Good actionable knowledge
This is not to say that there isn’t good actionable knowledge about technical communication, content strategy, and the content arts. There is lots of it. I hope I have been able to make a small contribution to it. The thousand flowers are growing and being well tended. It’s simply that we don’t have the data to prove any one of those flowers to be the one true tree (if, indeed, there actually is one true tree).
Certification in individual methods
This does not mean that there is no role for standardization and certification, or even licensing. Any one of the flowers is an engineering method and you can standardize a method and certify people as practitioners in the current state of that method. For instance, Agile is one of several competing software development methodologies. Scrum is one of several competing methods for organizing work in an Agile environment. You can be certified as a scrum master, demonstrating that you know how to do scrum in the present state of the art.

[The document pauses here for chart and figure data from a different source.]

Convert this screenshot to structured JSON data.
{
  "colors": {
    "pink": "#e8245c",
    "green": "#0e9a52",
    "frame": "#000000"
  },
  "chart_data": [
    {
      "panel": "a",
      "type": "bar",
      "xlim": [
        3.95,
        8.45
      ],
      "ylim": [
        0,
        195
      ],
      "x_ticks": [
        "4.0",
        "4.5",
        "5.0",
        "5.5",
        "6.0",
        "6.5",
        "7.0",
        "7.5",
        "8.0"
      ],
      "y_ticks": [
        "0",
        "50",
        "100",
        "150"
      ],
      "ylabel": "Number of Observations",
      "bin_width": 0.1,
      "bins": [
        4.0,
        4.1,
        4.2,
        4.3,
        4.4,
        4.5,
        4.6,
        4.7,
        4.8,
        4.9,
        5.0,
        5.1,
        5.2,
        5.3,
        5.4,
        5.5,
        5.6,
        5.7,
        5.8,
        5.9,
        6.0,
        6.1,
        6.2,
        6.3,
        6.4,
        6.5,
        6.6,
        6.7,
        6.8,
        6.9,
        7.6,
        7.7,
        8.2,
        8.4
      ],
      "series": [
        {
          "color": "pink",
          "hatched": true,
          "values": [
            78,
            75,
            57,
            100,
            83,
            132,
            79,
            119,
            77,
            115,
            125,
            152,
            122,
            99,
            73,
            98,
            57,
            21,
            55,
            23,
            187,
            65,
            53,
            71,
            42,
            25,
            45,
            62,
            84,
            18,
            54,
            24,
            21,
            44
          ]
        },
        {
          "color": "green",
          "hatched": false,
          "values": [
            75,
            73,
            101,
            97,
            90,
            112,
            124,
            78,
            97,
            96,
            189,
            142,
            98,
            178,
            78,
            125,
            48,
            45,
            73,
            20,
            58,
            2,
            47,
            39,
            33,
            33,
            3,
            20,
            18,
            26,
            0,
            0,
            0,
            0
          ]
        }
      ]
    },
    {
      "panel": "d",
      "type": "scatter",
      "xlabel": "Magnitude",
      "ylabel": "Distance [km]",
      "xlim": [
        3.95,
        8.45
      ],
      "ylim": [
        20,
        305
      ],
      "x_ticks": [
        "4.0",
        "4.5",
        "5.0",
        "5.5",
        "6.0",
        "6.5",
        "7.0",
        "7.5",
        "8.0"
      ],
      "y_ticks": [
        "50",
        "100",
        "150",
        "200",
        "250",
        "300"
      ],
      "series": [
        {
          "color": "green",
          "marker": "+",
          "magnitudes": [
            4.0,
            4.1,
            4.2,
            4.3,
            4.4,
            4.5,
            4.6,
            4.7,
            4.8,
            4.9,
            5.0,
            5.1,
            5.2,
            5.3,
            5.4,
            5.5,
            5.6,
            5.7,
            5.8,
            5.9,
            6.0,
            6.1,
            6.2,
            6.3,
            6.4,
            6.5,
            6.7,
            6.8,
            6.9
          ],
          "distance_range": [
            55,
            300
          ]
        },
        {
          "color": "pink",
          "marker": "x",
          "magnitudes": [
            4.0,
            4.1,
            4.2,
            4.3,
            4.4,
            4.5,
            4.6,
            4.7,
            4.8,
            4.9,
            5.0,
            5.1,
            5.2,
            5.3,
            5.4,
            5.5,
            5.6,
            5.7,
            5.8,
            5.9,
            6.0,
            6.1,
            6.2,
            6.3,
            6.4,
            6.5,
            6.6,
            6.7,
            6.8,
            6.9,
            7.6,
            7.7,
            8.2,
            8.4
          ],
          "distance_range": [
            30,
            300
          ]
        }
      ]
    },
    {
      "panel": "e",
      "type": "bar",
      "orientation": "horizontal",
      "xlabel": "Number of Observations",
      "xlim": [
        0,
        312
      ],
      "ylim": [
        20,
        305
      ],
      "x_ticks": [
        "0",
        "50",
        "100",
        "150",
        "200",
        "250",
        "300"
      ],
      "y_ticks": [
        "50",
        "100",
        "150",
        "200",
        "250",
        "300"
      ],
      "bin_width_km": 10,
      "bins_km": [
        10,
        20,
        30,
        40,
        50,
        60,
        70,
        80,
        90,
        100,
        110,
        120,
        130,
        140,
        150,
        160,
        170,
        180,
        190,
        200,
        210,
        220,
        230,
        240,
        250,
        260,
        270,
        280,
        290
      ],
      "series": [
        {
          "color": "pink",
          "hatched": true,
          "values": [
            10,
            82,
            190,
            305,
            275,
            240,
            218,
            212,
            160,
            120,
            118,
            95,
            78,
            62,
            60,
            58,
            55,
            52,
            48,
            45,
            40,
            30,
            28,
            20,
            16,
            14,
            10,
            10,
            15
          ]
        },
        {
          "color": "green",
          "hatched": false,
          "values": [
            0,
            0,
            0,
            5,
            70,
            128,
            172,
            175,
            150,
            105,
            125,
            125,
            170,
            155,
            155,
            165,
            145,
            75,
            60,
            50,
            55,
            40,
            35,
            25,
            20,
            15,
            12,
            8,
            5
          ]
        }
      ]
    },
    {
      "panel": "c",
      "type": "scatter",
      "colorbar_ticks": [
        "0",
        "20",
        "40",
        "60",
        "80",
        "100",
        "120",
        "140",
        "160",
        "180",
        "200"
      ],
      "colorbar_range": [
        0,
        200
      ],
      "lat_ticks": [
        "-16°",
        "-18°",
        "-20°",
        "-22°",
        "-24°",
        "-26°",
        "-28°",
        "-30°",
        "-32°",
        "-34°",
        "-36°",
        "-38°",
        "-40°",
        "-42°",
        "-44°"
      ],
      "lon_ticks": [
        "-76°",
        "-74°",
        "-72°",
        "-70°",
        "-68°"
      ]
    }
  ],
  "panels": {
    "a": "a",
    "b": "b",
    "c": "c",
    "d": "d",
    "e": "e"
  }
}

But what you can’t reasonably do is to wrap up a bundle of a dozen of the more popular flowers at the moment, wrap a certification around it, and call it a certification for the profession as a whole. You can reasonably say that you need to be a certified scrum master to be a scrum master, but not that you need to be a certified scrum master to be a software developer. This has nothing to do with whether such a certification validly measures the current state of the art for a professional technique. It is simply a matter of not being able to demonstrate that the techniques in your bundle are objectively better than those outside of it.
Why bother trying to engineer content then?
If imagination still plays so large a role in content tasks, and if engineering methods are so hard to prove, and therefore to advance, why bother with content engineering at all?
For one thing, even if engineering methods could tell us nothing at all about effectiveness, they can still be used to improve the consistency of what imagination produces. If imagination determines that a certain pattern is the correct way to write a certain topic, then engineering can help ensure that that pattern is followed consistently.
Secondly, until we can achieve a measure of consistency in how we execute the work of imagination, we will not be able to usefully measure anything, and therefore to assess the value of any algorithm that our imaginations may devise.
The value of patterns
At this stage of development (which may be our permanent state) I believe patterns are tremendously important. A pattern is far from having the formality and rigor of an algorithm, but it can do a lot to improve quality and completeness and can form the basis of a repeatable measurement.
Hollywood does not have a particularly high success rate in developing new works of imagination. When it does get a hit, it tries to reproduce the pattern as many ways as it can until all appetite for the pattern has been wrung out of the marketplace. Not all attempts to follow the pattern are equally successful, but it is very clear that attempting to define and follow the patterns of hit shows has a better success rate than trying to launch entirely new patterns.
This does not mean that we have found the story algorithm, the algorithm that would ensure that every movie, book, or TV show will be a hit, but what we have seen is that in a field in which a thousand flowers bloom, it is possible to identify and reproduce the better flowers, at least for a while. This is an absolutely valid application of content engineering, even if it does not produce, and may never produce, the grand unifying story algorithm.
Yes, we can apply engineering methods to the improvement of content. But we are not at the point, and may never reach the point, of having a rigorously proven set of algorithms and data the can form the basis of a socially justifiable certification of technical writers or other communication professionals.